Watching news coverage of the recent Climate Strike, held Sept. 20 in various locations around the world in the United States, including here in Maine, made me wish kids knew their history.
Here were millions of youth taking to the streets to protest what they perceive as the injustices foisted upon the planet by their elders.
Visit the Climate Strike website and you’ll read the following raison d’être on the home page: “The adult generations have promised to stop the climate crisis, but they have skipped their homework year after year. Climate strike is a wake-up call to our own generation. And it is the start of a network that will solve the greatest challenge in human history. Together. We need your hands and hearts and smarts!”

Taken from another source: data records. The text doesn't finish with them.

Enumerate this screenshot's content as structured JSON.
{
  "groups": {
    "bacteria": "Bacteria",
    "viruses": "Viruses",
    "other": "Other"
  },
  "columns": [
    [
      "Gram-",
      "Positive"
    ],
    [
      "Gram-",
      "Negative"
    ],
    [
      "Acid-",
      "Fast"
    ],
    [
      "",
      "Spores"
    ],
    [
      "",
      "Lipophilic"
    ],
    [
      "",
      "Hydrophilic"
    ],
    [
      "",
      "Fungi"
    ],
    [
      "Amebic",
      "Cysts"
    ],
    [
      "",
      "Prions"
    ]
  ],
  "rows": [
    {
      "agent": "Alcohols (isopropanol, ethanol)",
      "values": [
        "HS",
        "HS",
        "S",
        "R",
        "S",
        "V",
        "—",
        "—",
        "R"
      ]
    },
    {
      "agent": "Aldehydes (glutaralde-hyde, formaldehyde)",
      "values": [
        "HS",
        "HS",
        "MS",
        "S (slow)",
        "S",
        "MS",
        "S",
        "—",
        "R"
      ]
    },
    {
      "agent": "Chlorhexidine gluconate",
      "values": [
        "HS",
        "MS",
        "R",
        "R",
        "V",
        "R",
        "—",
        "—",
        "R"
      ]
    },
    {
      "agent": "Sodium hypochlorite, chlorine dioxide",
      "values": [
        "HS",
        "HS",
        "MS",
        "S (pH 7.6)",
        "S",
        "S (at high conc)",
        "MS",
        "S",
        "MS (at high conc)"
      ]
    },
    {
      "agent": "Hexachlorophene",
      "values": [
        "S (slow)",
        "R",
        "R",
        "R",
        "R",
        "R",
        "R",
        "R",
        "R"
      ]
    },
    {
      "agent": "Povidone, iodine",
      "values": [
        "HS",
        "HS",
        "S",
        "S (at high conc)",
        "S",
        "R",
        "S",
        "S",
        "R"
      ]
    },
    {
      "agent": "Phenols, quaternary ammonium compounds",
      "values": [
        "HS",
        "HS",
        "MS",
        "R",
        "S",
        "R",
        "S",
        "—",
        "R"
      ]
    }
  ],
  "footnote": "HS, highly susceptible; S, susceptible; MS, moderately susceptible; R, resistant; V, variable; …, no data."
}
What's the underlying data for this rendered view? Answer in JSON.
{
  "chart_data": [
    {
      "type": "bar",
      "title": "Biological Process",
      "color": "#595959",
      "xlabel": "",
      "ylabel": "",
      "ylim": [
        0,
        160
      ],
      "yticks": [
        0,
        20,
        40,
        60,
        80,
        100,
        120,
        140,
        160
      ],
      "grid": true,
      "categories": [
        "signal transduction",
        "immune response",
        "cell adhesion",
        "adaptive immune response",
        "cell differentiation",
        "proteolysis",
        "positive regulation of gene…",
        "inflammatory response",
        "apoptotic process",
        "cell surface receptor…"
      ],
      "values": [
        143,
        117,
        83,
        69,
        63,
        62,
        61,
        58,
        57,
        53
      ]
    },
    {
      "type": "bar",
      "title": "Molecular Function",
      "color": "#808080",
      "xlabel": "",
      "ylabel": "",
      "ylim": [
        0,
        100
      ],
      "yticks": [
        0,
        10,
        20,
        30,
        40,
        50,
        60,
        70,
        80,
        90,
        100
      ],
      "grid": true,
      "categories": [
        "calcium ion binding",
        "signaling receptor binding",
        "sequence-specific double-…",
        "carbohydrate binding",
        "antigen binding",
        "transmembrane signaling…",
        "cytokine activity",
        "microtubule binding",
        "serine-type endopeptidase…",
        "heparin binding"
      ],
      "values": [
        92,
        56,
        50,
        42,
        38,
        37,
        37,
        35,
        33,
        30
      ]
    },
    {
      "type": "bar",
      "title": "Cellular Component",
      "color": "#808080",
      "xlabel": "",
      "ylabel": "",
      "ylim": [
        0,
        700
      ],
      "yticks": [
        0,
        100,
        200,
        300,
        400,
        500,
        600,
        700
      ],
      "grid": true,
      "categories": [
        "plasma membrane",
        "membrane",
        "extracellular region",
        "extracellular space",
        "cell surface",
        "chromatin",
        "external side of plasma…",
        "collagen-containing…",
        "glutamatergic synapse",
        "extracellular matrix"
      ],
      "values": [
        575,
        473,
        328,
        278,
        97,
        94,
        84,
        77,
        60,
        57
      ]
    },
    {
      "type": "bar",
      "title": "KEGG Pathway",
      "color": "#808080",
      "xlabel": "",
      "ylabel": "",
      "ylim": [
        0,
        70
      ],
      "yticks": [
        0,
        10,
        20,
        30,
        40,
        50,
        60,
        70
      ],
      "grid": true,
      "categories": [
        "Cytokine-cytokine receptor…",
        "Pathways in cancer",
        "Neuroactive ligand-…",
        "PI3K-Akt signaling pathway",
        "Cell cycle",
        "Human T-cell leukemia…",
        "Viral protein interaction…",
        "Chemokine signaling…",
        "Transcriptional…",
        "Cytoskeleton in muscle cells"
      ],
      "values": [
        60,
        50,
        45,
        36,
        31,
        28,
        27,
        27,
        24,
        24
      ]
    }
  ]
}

Obviously, kids today are clueless about what the environment was like not too long ago. If kids think they live in a cesspool today, they should think again. And you don’t have to look far to see how far we’ve come. Maine is a great example.
Not even four decades ago, our rivers ran red with tannery pollutants. There was smog wafting from the tops of paper company chimneys. There were timber trucks belching toxic diesel fumes. There were fuel-inefficient cars stinking up the highway with leaded gasoline.
In four short decades, these natural threats have disappeared, thanks precisely to an “adult generation” doing their “homework.” Trucks are equipped with diesel exhaust systems that filter fumes. Cars have catalytic converters that do the same. Factory chimneys have scrubbers and more advanced filtration systems. And, of course, the rivers are greatly improved.
How is it that the children don’t know what their parents and grandparents have done to improve the environment? Have they not been taught about all the cleanup efforts and laws their elders have painstakingly put forth?
Do they not know, for example, about the many land trusts and other environmental protection groups that have effectively made our world a cleaner, greener place? Do they not know that America has more trees now than it did 100 years ago? Have they not been told, or do they not care? Should these pioneering adults feel offended by the self-righteous pontifications from our youth? Yes.
One Climate Strike rally sign captures perfectly how disrespecting the protester’s sentiments were: “If you were smarter, we’d be in school.” As presidential candidate Joe Biden would say, “Give me a break. That’s a bunch of malarkey.”
You know what else I saw during the Climate Strike coverage? Kids using smartphones. Yes, these same kids laying the blame of a warmer world on their elders were doing something that studies say adds significant carbon to the atmosphere. The kids say the world is addicted to oil but, of course, they’re blind to their own addictions.
One study predicts that, at current rates, the computer and information technology industry will be responsible for 17 percent of all greenhouse gases by 2040. Smartphones are damaging because they require mining for rare earth metals and daily recharging.
Kids unfairly criticize their elders for the 0.9 degree increase in global temperature (which not all experts say is something to worry about, by the way) but should point the finger at themselves, too. We’re all part of the problem, and we’re all part of the solution to creating a cleaner world.
Why are kids so quick to insult their elders when adults have done so much to improve the environment? How juvenile.
John Balentine, a former managing editor of the Lakes Region Weekly, lives in Windham.